We had to rebuild Europe in order to make it viable. And they lost their empire. And that became the Third World. Officially, yes. And we fought constantly with the Russians, hand to hand combat sort of covert operations trying to block them. And that’s for the last 80 years what we did.

Russia’s Limitations and America’s Future Role

Well, Russia proved in Ukraine that it is not going to be able to occupy Ukraine. It can’t occupy Europe. And the Europeans have had a free ride. And I think that’s pretty true. And our commitment is to defense of the United States. The major danger to the United States is of course nuclear war. And that battle is fought in space. Satellites sensing launches being able to do MAD mutual assured destruction and so on.

Next 50 years will be about a much less integrated US with the world. Not isolated, certainly trading intensely with countries. But we have spent the past 85 years in constant warfare. Small, large, covert, overt. I participate in some of that and it was exhausting. So the country really doesn’t have to do that.

So what I see happening is two things. One, the United States taking on a role it had for most of its history as a country that is self-sustaining, highly trading involved in the world, certainly on alert with the great military. But the battle next battles were fought in space.

The Space Battlefield

This sounds strange, but it would have been strange in World War I to say the next war in Europe would be fought in the air and that nuclear weapons would arise. We were protected from nuclear war by mutually assured destruction. It was the one war in which the leaders themselves would be killed on the first round. We would hit and they would hit. And so there was no war because we had 30 minutes warning because we had radars.

And after the U2 was shot down and we were kind of spying on the Russians, they were spying in other ways. We launched satellites. Remember the first American satellite and the first American Russian satellite were launched a month from each other. First American manned space and the first Russian man in space launched weeks apart.

So I always wondered, I don’t know that there was a kind of collaboration between the Russians and Americans to maintain MAD Mutual assured destruction. It was a really neat name for it. Now MAD is short from space. Satellites are flying there. Satellites blocked the Russians in Ukraine. American satellites could see small units down to a meter level resolution. And we put in things like HIMARS, these missile systems that could with precision hit them.

So now tactical war is governed from space. MAD is covered from space and space is full of debris anti-satellite systems. The Chinese are launching them constantly. We’ve launched 200 satellites this year.

TUCKER CARLSON: So communication satellites, military satellites.
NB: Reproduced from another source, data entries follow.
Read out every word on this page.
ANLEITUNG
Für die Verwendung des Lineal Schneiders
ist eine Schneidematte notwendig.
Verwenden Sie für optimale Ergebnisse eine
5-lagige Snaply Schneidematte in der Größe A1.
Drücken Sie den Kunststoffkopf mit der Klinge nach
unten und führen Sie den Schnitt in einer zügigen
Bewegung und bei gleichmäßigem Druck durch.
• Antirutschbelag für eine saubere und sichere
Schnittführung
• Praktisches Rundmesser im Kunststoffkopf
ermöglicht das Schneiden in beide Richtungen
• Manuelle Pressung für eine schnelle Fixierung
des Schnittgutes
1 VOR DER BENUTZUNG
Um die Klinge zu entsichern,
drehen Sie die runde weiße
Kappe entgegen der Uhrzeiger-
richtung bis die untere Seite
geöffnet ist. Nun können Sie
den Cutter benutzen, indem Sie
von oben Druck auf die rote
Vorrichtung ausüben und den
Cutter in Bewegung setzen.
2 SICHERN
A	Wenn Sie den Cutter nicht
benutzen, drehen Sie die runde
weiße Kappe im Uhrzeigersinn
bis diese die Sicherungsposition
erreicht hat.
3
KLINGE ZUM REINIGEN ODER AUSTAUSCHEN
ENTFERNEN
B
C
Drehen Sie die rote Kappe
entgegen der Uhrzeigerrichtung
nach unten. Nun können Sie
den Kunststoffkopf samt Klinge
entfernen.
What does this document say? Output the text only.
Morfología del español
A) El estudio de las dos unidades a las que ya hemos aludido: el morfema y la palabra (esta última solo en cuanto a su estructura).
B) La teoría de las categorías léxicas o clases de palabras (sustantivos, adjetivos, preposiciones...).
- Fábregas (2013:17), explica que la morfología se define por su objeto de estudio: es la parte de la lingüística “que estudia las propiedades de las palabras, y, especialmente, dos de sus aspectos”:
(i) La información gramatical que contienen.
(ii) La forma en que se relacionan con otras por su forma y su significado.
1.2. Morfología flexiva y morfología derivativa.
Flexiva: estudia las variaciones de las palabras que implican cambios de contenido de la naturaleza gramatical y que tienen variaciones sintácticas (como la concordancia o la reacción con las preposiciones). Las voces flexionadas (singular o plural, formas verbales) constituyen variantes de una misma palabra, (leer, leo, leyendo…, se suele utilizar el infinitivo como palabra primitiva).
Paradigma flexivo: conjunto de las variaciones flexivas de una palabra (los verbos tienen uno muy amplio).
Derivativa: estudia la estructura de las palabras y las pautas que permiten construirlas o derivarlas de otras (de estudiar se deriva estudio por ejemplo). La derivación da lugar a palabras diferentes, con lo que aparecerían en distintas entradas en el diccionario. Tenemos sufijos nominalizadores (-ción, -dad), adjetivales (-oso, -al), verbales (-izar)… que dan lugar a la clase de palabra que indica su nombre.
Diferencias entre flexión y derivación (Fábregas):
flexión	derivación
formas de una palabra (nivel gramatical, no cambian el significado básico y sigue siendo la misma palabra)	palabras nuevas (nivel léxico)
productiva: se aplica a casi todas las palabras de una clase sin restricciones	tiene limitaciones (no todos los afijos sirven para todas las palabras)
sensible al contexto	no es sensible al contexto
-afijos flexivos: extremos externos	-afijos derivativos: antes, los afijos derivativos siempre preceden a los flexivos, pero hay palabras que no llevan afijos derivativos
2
GEORGE FRIEDMAN: Absolutely. Well, they’re all communication satellites. They’re all looking for, you know, climate on earth. That’s what they want to look at. These are all spy satellites going up there and they’re looking to the earth and they’re maneuvering around each other. And one of the things the American public has to understand is the importance of space as a strategic facility.

And in due course it will emerge. But the next 50 years, the Americans are going to be, I think, in a very golden age. New technologies are coming. Every age we have, every cycle we have is built. The last one was built on the automobile, transforming it. Now it is built not so much on artificial intelligence. In my mind, by material science, we are crafting new materials at molecular level for space.

Material Science: The Next Technological Revolution

TUCKER CARLSON: Physical materials.

GEORGE FRIEDMAN: Physical materials. For example, lenses on satellites can see things that glass can’t show them.